Using bubbles and vibrators to help protect whales from underwater noise pollution
In addition to shipping noise there are two other sources of underwater noise pollution which threaten whales and dolphins. Seismic surveys with blasting airguns are used by the oil and gas industry to prospect for oil in our oceans.
And pile driving with huge hammers in order to build offshore wind farms and other construction projects is also extremely noisy.
With this in mind Sharon Livermore and I attended a recent workshop near Washington DC which looked at ways of making these two activities quieter. We left the workshop thinking that there is clearly a lot that industry can do but if – and only if - regulations are put in place.
Very loud underwater noises can cause injury and death. Or they can cause temporary or permanent deafness. Even at much lower levels, noise can displace whales and dolphins from critical habitat important for their feeding or breeding.
These noise pollution problems are well-understood and there are two ways of dealing with them.
The first approach is to include marine mammal observers or passive acoustic monitoring for marine mammal sounds and to employ some kind of a procedure when marine mammals are detected that limits the amount of noise to which they are exposed.
It makes the regulators feel good.
Unfortunately, no-one has yet calculated what level of risk reduction results from this approach. At night, or in rough weather, whales and dolphins won’t be seen. Nor will animals that are beneath the surface. And inconspicuous animals such as harbour porpoises are very difficult to spot, even in ideal conditions.
The International Fund for Animal Welfare is calling for calculations to be made that show the levels of risk reduction (if any) that result. In the absence of proper science of this kind, some of the mitigation that we are seeing now may just be greenwash.
The second approach is to decrease source levels – in other words, make the activity quieter.
It is obvious this is the better way forward.

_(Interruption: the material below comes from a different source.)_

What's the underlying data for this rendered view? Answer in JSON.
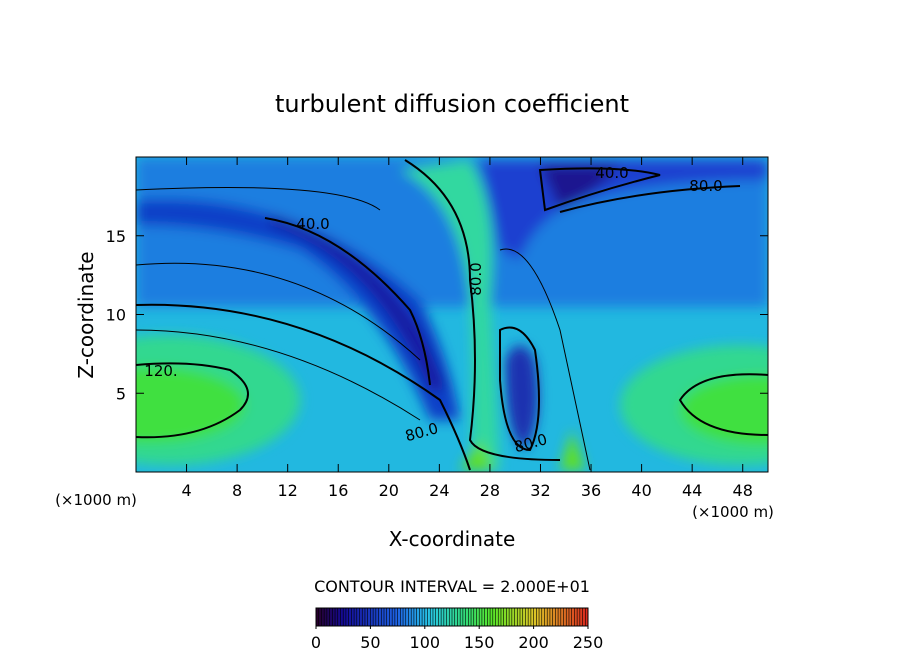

With this in mind, the workshop, which was organised by the Bureau of Ocean Energy Management, (a US Government Agency), was on exactly the right subject.

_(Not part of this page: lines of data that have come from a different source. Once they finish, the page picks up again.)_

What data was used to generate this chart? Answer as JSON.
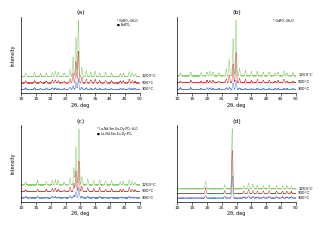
{
  "panels": [
    "(a)",
    "(b)",
    "(c)",
    "(d)"
  ],
  "xlabel": "2θ, deg",
  "ylabel": "Intensity",
  "xrange": [
    10,
    50
  ],
  "legends": {
    "a": [
      "* NdPO₄·4H₂O",
      "■ NdPO₄"
    ],
    "b": [
      "* GdPO₄·4H₂O"
    ],
    "c": [
      "* La-Nd-Sm-Eu-Dy-PO₄·H₂O",
      "■ La-Nd-Sm-Eu-Dy-PO₄"
    ],
    "d": []
  },
  "temp_labels": {
    "a": [
      "1200°C",
      "900°C",
      "300°C"
    ],
    "b": [
      "1200°C",
      "900°C",
      "300°C"
    ],
    "c": [
      "1200°C",
      "900°C",
      "300°C"
    ],
    "d": [
      "1200°C",
      "900°C",
      "300°C"
    ]
  },
  "line_colors": {
    "top": "#7dc65e",
    "mid": "#cc3333",
    "bot": "#5577cc"
  },
  "bg_color": "#ffffff"
}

The full title of the workshop was Quieting Technologies for Reducing Noise During Seismic Surveying and Pile Driving. It was well-organised and brought in experts from around the world.
In Australia there is a massive push to exploit offshore oil and gas. Of course the threat of seismic surveying activities is only one part of the problem, but particularly relevant when seismic surveys are carried out in important whale habitat such as the Bonney Upwelling and off Kangaroo Island.
And with the rush to develop offshore wind farms, a massive amount of pile driving is about to be under taken in the North Sea, east of England, where the world’s largest wind farm will be built on the Dogger Bank.
Also at the workshop we learned the oil industry claims it is not yet ready to use quieter technologies such as vibroseis (the use of marine vibration devices instead of air gun explosions). This is despite the fact that such devices have been available for around half a century.
In contrast, in the last couple of years, pile driving technologies have been rapidly adapted to dramatically reduce the amount of noise that results. There are various alternatives, such as using bubble curtains, or coffer dams that exclude water from the area around the pile driving.
What caused this dramatic innovation in the pile driving industry?
In Germany, a noise limit was set at 160dB at 750 metres. What is now needed are for similar limits to be applied to seismic surveying around the world. Only then will we see the oil industry also wake up to the new smart seismic technologies that are already available.